Als sie die Suppe gegessen hatten, stellte er die Schalen in die Spüle und begann, gebratenen Reis mit Shrimps, Moo-shu-Fleisch, gekochte Klöße und Auberginen mit Knoblauchsoße zu verteilen. »Was ist mit deinen Kindern?« fragte sie.
Er lachte und sah dabei jungenhaft aus. »Sie sind kaum mehr Kinder. Sie haben ihr eigenes Leben. Das hier ist mein Leben.« Er legte einen Pfannkuchen auf seinen Teller, löffelte Hoisinsoße und die Moo-shu-Mischung darauf, rollte ihn zusammen und reichte ihn ihr.
»Und mein Leben.«
»Unseres.«
»Du sorgst so gut für mich.« Sie vertilgte die Rolle schnell, während sie zusah, wie er eine für sich bereitete.
»Wir werden es gut haben. Du wirst sehen. Wir werden reisen...«
»Und mein Geschäft?«
»Ich möchte nicht, daß du etwas anders machst, Leslie.«
Sie berührte sein Knie unterm Tisch mit dem nackten Fuß, und er erwischte ihn und hielt ihn fest. »Du bist ein großartiger Mann, Alton.«
»Sandra gibt nächsten Monat eine Einladung. Alle werden dort sein. Wir teilen es dann mit, einverstanden?«
»In Ordnung.« Sie fühlte sich wie in einem Zug, der bergab raste, nach...
»Du siehst nicht aus, als wäre alles in Ordnung.«
»Es geht nicht um uns. Ich mache mir Sorgen wegen Mark, Smith’ Jungen. Das heißt, er ist wohl kein Junge mehr. Er hatte sein Coming-out — sagte, daß er schwul ist — und hat sich in Smitty umgetauft. Und das ist noch der gute Teil. Er könnte in diese Morde verwickelt sein...«
»Woher weißt du, daß er schwul ist?«
»Er hat es mir gesagt. Er versteckt es nicht.«
»Weiß Xenia Bescheid?«
Sie nickte.
»Der arme Junge.«
»Smith hält es für ein Virus.

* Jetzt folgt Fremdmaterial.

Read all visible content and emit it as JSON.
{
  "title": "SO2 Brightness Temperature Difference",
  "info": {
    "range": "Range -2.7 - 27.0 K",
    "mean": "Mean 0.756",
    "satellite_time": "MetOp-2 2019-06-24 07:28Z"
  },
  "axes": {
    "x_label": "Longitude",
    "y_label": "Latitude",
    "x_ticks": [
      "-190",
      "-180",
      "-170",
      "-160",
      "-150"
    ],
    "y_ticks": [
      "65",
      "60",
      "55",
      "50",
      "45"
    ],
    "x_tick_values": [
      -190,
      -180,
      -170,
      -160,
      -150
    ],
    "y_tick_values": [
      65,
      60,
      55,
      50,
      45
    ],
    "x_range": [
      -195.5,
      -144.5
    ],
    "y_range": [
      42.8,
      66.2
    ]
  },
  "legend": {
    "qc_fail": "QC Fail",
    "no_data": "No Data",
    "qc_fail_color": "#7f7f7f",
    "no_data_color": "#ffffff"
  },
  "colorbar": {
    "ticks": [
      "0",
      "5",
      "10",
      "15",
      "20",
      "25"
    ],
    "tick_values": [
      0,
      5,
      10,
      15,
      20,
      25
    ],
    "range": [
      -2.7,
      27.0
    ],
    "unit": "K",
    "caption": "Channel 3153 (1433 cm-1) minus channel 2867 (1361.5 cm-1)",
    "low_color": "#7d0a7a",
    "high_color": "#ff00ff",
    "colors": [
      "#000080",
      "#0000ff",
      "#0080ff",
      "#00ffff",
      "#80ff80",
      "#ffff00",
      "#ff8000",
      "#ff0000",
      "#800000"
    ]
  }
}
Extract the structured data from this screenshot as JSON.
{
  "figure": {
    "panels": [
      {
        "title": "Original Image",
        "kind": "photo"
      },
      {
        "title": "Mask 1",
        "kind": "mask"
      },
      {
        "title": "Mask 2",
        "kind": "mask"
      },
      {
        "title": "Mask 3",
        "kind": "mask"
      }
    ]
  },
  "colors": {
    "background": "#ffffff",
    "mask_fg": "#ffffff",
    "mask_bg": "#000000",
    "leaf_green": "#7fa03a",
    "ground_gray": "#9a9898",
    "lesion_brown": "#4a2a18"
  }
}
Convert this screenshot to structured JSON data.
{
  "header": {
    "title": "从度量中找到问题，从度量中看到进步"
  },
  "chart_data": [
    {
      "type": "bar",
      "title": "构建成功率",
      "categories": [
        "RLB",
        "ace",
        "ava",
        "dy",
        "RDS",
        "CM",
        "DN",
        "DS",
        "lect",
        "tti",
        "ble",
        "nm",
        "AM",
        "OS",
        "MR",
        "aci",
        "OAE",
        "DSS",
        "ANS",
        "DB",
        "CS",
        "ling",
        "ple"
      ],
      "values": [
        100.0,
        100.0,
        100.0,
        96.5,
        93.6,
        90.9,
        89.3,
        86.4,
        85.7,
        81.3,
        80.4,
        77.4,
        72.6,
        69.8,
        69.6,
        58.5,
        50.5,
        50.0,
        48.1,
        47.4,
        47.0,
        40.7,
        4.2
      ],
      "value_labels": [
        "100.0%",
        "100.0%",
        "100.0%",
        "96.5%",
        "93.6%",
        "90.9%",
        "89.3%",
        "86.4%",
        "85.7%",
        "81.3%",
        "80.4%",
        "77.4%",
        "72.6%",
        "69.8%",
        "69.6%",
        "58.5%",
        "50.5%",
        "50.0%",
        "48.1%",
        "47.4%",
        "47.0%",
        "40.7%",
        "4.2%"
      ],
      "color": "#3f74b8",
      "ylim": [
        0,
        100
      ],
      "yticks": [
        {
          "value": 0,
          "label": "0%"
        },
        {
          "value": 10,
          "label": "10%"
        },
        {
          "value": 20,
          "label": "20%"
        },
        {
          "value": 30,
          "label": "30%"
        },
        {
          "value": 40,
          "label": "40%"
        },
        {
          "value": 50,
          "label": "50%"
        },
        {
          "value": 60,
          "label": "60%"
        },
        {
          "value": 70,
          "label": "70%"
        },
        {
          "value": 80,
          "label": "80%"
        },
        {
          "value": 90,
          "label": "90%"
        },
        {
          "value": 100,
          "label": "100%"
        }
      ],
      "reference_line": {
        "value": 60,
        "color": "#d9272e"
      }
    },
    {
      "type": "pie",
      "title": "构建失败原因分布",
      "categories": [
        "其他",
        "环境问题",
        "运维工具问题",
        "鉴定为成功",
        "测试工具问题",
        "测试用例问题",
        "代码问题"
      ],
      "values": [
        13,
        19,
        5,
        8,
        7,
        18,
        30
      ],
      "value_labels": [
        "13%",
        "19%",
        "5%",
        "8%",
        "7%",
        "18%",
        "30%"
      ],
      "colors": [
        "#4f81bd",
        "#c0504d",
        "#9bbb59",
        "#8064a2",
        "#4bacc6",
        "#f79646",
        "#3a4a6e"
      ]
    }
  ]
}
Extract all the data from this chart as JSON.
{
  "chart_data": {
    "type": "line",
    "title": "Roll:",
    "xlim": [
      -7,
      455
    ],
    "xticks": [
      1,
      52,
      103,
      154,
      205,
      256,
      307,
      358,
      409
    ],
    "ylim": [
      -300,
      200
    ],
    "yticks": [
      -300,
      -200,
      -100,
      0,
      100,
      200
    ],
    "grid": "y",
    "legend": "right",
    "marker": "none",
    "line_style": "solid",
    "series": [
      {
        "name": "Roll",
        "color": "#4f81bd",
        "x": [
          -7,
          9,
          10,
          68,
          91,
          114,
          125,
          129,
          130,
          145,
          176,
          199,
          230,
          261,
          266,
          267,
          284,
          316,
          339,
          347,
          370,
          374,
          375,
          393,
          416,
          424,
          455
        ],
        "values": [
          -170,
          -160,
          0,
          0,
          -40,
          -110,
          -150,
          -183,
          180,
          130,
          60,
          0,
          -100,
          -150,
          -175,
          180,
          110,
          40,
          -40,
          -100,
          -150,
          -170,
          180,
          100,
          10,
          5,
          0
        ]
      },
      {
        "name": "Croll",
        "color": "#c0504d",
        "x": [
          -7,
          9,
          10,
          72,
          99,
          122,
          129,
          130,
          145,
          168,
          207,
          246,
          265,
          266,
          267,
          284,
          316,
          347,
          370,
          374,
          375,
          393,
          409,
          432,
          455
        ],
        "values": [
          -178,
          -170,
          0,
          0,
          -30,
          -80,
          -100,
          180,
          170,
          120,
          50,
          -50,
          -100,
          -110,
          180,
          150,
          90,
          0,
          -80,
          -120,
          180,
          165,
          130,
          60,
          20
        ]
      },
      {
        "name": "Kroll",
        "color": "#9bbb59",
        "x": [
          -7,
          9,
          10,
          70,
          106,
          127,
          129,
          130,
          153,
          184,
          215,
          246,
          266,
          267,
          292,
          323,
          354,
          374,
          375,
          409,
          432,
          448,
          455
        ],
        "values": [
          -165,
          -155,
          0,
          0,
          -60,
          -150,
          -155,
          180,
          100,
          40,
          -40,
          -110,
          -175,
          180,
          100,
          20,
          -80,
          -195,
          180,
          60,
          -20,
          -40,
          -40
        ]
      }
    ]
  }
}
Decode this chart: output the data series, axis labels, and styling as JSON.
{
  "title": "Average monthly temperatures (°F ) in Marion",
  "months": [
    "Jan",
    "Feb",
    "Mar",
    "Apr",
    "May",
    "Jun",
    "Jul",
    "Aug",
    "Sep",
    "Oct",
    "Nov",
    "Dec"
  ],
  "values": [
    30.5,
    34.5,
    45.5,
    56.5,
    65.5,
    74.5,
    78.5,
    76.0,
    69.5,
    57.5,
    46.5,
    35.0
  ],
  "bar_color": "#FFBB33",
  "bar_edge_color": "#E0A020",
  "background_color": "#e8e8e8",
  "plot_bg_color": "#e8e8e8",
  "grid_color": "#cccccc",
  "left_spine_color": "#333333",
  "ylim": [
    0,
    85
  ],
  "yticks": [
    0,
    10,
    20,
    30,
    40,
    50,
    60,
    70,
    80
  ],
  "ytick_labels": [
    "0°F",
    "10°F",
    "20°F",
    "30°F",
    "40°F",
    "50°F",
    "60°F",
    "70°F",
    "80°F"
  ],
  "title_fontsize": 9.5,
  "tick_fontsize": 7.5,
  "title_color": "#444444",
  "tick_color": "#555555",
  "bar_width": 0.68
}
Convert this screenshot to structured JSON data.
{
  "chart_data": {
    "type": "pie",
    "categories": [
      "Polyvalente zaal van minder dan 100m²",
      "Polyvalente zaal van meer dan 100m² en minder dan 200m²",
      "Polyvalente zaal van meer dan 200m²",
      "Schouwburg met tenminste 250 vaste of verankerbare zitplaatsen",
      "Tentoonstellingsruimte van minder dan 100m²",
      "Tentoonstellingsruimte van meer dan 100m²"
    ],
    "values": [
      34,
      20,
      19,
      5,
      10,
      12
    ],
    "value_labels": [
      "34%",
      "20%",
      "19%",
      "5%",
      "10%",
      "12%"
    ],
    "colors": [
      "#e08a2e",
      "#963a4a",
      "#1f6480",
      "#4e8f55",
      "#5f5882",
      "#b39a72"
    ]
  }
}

Sie will ihn zu einer Therapie schicken.«
Alton lächelte und schüttelte den Kopf. »Eine seltsame Frau, deine Partnerin. Was bringt dich auf den Gedanken, er könnte... in diese Morde verwickelt sein?«
Sie seufzte. »Laß mein Wort genug sein. Übrigens amüsiert sich Twoey prächtig.«
»Twoey?«
»Ach, du meine Güte, Alton. Du weißt es ja gar nicht. Du warst schon weg, als alles passiert ist. Twoey ist jetzt einer der Produzenten von Hotshot, Mort brauchte Geld, und Twoey wollte sich aufs Eis wagen, also habe ich die beiden zusammengebracht. Es ist eine Feuerprobe, aber er genießt es.«
»Er wollte schon immer ans Theater, um Stücke zu produzieren. Er ist nur wegen seines Vaters an die Wall Street gegangen. Ich hätte ihn Vorjahren bei ATPAM unterbringen können, aber sein Vater wäre davon nicht erbaut gewesen.«
»ATPAM? Die Gewerkschaft der Presseagenten und Manager?«
»Ja. Ich kannte einen der Topleute dort. Wir hatten in einigen Vermittlungsgremien mit Ted Kheel zusammengearbeitet.«
Wetzon legte die Gabel hin. Sie fühlte sich ein wenig schwindlig. Hatte Alton gerade gesagt, er kannte jemanden bei ATPAM? »Wen hast du dort gekannt?«
»Er lebt nicht mehr. Er ist ein paar Jahre vor Tessa gestorben.« Altons Blick wurde vage.
Wetzon wartete. Geduld gehörte nicht zu ihren starken Seiten. Aber sie kannte sowieso die Antwort auf ihre Frage. Altons Kontaktmann bei ATPAM war Lenny Kaufer gewesen.